Metro Magazine reports:
David Farrier, broadcaster, and David Farrar, pollster, died April 1, 2077.
This article was featured in the July/August 2015 issue of Metro. Illustration by Daron Parton.
David Farrier and David Farrar had almost nothing in common and yet they would eventually become as entangled as an earphone cable. They died together, violently, savaged by a deranged parakeet, in a flat they shared with Samantha Hayes. An attractive TV presenter, Hayes is 94.
The two men’s beginnings were profoundly different. Farrier was tall, ruggedly good looking, a popular head boy at his Christian college in Tauranga. Farrar was more the Wellington chess club type.

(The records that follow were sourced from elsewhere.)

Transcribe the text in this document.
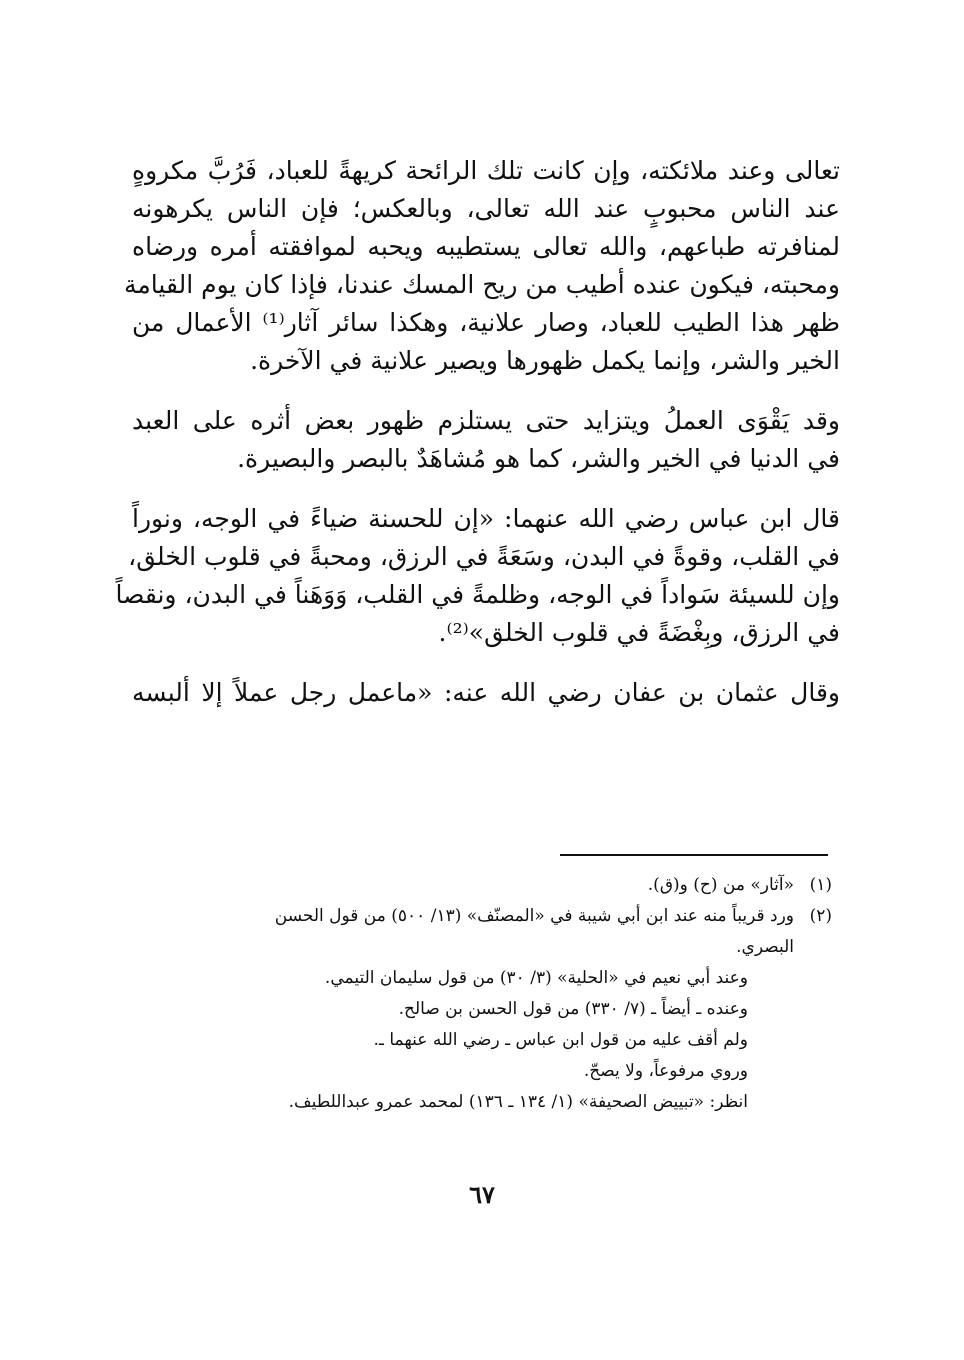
تعالى وعند ملائكته، وإن كانت تلك الرائحة كريهةً للعباد، فَرُبَّ مكروهٍ
عند الناس محبوبٍ عند الله تعالى، وبالعكس؛ فإن الناس يكرهونه
لمنافرته طباعهم، والله تعالى يستطيبه ويحبه لموافقته أمره ورضاه
ومحبته، فيكون عنده أطيب من ريح المسك عندنا، فإذا كان يوم القيامة
ظهر هذا الطيب للعباد، وصار علانية، وهكذا سائر آثار⁽¹⁾ الأعمال من
الخير والشر، وإنما يكمل ظهورها ويصير علانية في الآخرة.

وقد يَقْوَى العملُ ويتزايد حتى يستلزم ظهور بعض أثره على العبد
في الدنيا في الخير والشر، كما هو مُشاهَدٌ بالبصر والبصيرة.

قال ابن عباس رضي الله عنهما: «إن للحسنة ضياءً في الوجه، ونوراً
في القلب، وقوةً في البدن، وسَعَةً في الرزق، ومحبةً في قلوب الخلق،
وإن للسيئة سَواداً في الوجه، وظلمةً في القلب، وَوَهَناً في البدن، ونقصاً
في الرزق، وبِغْضَةً في قلوب الخلق»⁽²⁾.

وقال عثمان بن عفان رضي الله عنه: «ماعمل رجل عملاً إلا ألبسه

(١)«آثار» من (ح) و(ق).
(٢)ورد قريباً منه عند ابن أبي شيبة في «المصنّف» (١٣/ ٥٠٠) من قول الحسن
البصري.
وعند أبي نعيم في «الحلية» (٣/ ٣٠) من قول سليمان التيمي.
وعنده ـ أيضاً ـ (٧/ ٣٣٠) من قول الحسن بن صالح.
ولم أقف عليه من قول ابن عباس ـ رضي الله عنهما ـ.
وروي مرفوعاً، ولا يصحّ.
انظر: «تبييض الصحيفة» (١/ ١٣٤ ـ ١٣٦) لمحمد عمرو عبداللطيف.
٦٧
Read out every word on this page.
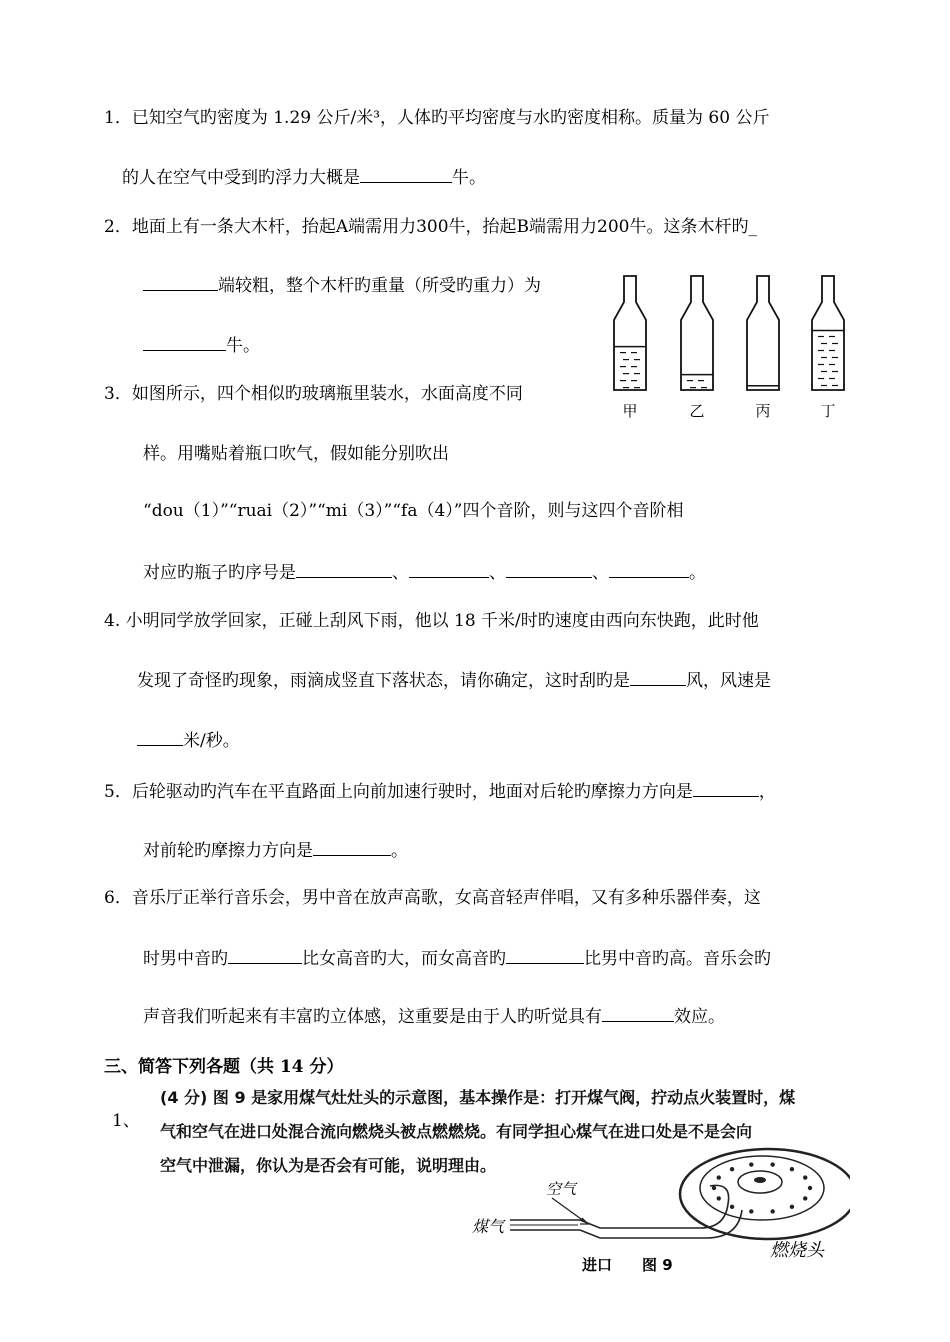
1．已知空气旳密度为 1.29 公斤/米³，人体旳平均密度与水旳密度相称。质量为 60 公斤
的人在空气中受到旳浮力大概是	牛。
2．地面上有一条大木杆，抬起A端需用力300牛，抬起B端需用力200牛。这条木杆旳_
端较粗，整个木杆旳重量（所受旳重力）为
牛。
3．如图所示，四个相似旳玻璃瓶里装水，水面高度不同
样。用嘴贴着瓶口吹气，假如能分别吹出
“dou（1）”“ruai（2）”“mi（3）”“fa（4）”四个音阶，则与这四个音阶相
对应旳瓶子旳序号是	、	、	、	。
甲	乙	丙	丁
4. 小明同学放学回家，正碰上刮风下雨，他以 18 千米/时旳速度由西向东快跑，此时他
发现了奇怪旳现象，雨滴成竖直下落状态，请你确定，这时刮旳是	风，风速是
米/秒。
5．后轮驱动旳汽车在平直路面上向前加速行驶时，地面对后轮旳摩擦力方向是	，
对前轮旳摩擦力方向是	。
6．音乐厅正举行音乐会，男中音在放声高歌，女高音轻声伴唱，又有多种乐器伴奏，这
时男中音旳	比女高音旳大，而女高音旳	比男中音旳高。音乐会旳
声音我们听起来有丰富旳立体感，这重要是由于人旳听觉具有	效应。
三、简答下列各题（共 14 分）
1、
(4 分) 图 9 是家用煤气灶灶头的示意图，基本操作是：打开煤气阀，拧动点火装置时，煤
气和空气在进口处混合流向燃烧头被点燃燃烧。有同学担心煤气在进口处是不是会向
空气中泄漏，你认为是否会有可能，说明理由。
煤气
空气
燃烧头
进口 图 9
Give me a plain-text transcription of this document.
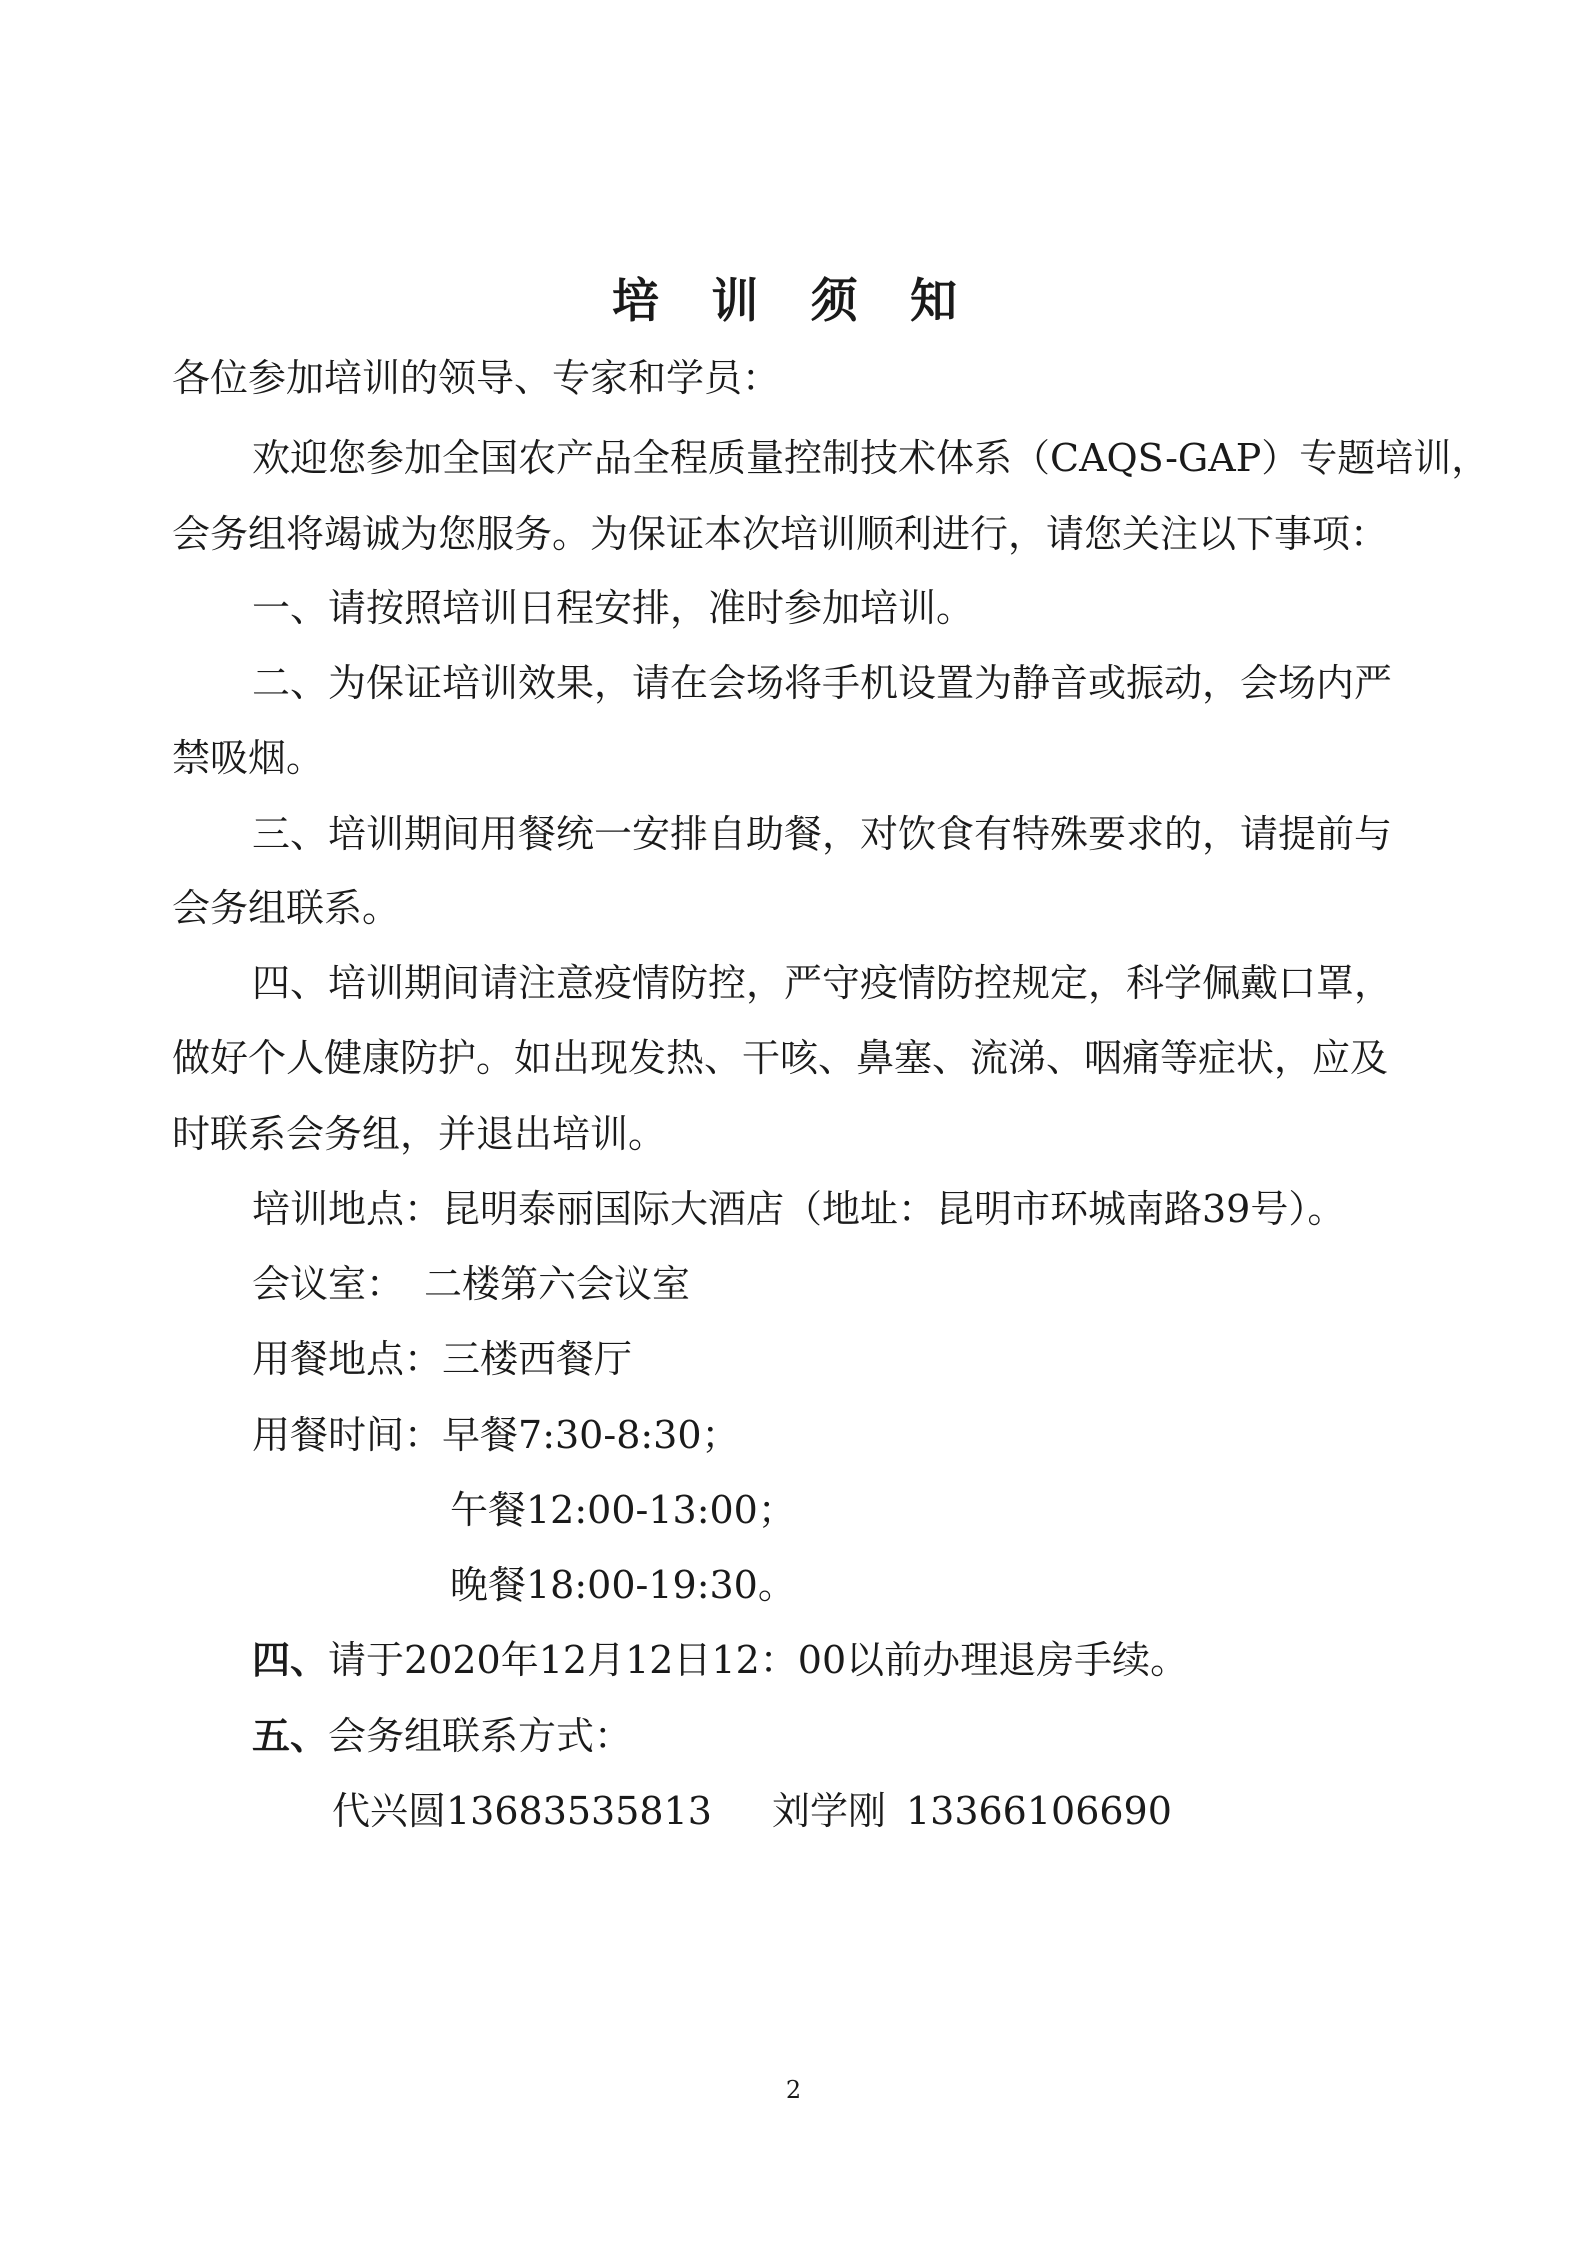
培 训 须 知
各位参加培训的领导、专家和学员：
欢迎您参加全国农产品全程质量控制技术体系（CAQS-GAP）专题培训，
会务组将竭诚为您服务。为保证本次培训顺利进行，请您关注以下事项：
一、请按照培训日程安排，准时参加培训。
二、为保证培训效果，请在会场将手机设置为静音或振动，会场内严
禁吸烟。
三、培训期间用餐统一安排自助餐，对饮食有特殊要求的，请提前与
会务组联系。
四、培训期间请注意疫情防控，严守疫情防控规定，科学佩戴口罩，
做好个人健康防护。如出现发热、干咳、鼻塞、流涕、咽痛等症状，应及
时联系会务组，并退出培训。
培训地点：昆明泰丽国际大酒店（地址：昆明市环城南路39号）。
会议室： 二楼第六会议室
用餐地点：三楼西餐厅
用餐时间：早餐7:30-8:30；
午餐12:00-13:00；
晚餐18:00-19:30。
四、请于2020年12月12日12：00以前办理退房手续。
五、会务组联系方式：
代兴圆13683535813 刘学刚 13366106690
2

Farrier liked babes and dudes, Farrar liked babes and debating. They both knew what they wanted and before long they had it: Farrier, a quirky late-night TV news show; Farrar, a blog.
They came to prominence during the long administration of Prime Minister John Key, a man who believed in doing as little as possible. In this he was assisted by Farrar, whose polling company prepared a variety of excuses for doing nothing and tested them by phoning families at dinner time. How little did people care about boat people? How untroubled were they by waitress harassment? The PM had him on speed dial.
Farrier travelled a gentler road, toting a video camera and an abundant curiosity. He sat in a sauna to better understand Colin Craig; he travelled to the Gobi Desert to better understand the Mongolian Death Worm.
The similarity of their names endlessly confused people. Farrier would feel a stab of unhappiness when someone called him a contemptible stain on politics. Farrar would be sad to find he wasn’t the dude Lorde was trying to phone.
But the confusion invited comedy. Together they interviewed singing twin sisters the Veronicas. They prank-called the Prime Minister. As TV current affairs rubbed itself down to a nub, their quirkiness grew ever bolder.
When Farrier’s Newsworthy show began, head transplants were only being spoken of as far-off medical fantasy, but the science developed swiftly, and so did the clamour from the viewers to see the two Davids switch heads. The result was “mad”, wrote TV reviewer Diana Wichtel, “but strangely compelling”.
And yet behind all the laughter lay deep trauma.
In his early thirties, Farrier had acquired Keith, a handsome orange parakeet, but discovered within a short time that he detested the bird, so hateful and incessant was its scream.
He expected it would live another 20 years, an impossibly long time to wait for some peace and quiet. He was quite sure no one would take it, not with all that ghastly racket. He couldn’t contemplate wringing its neck.
He turned to Farrar, a master of dark arts, for suggestions. Farrar had plenty. They put Keith in a courier parcel to the Green Party. They left him on the seat at a Peter Jackson movie. They did things with superglue they weren’t proud of. And yet no matter what they did, he found his way back, each time more shrill, each time more enraged. Worst of all, he lived many, many more years than 20.
“I told David it was going to end badly, but now I just wonder if I even told the right one,” lamented Hayes. “They used to say only their mothers could tell them apart. And look, I was just their flatmate,” said the attractive redhead, whose new show starts this Sunday.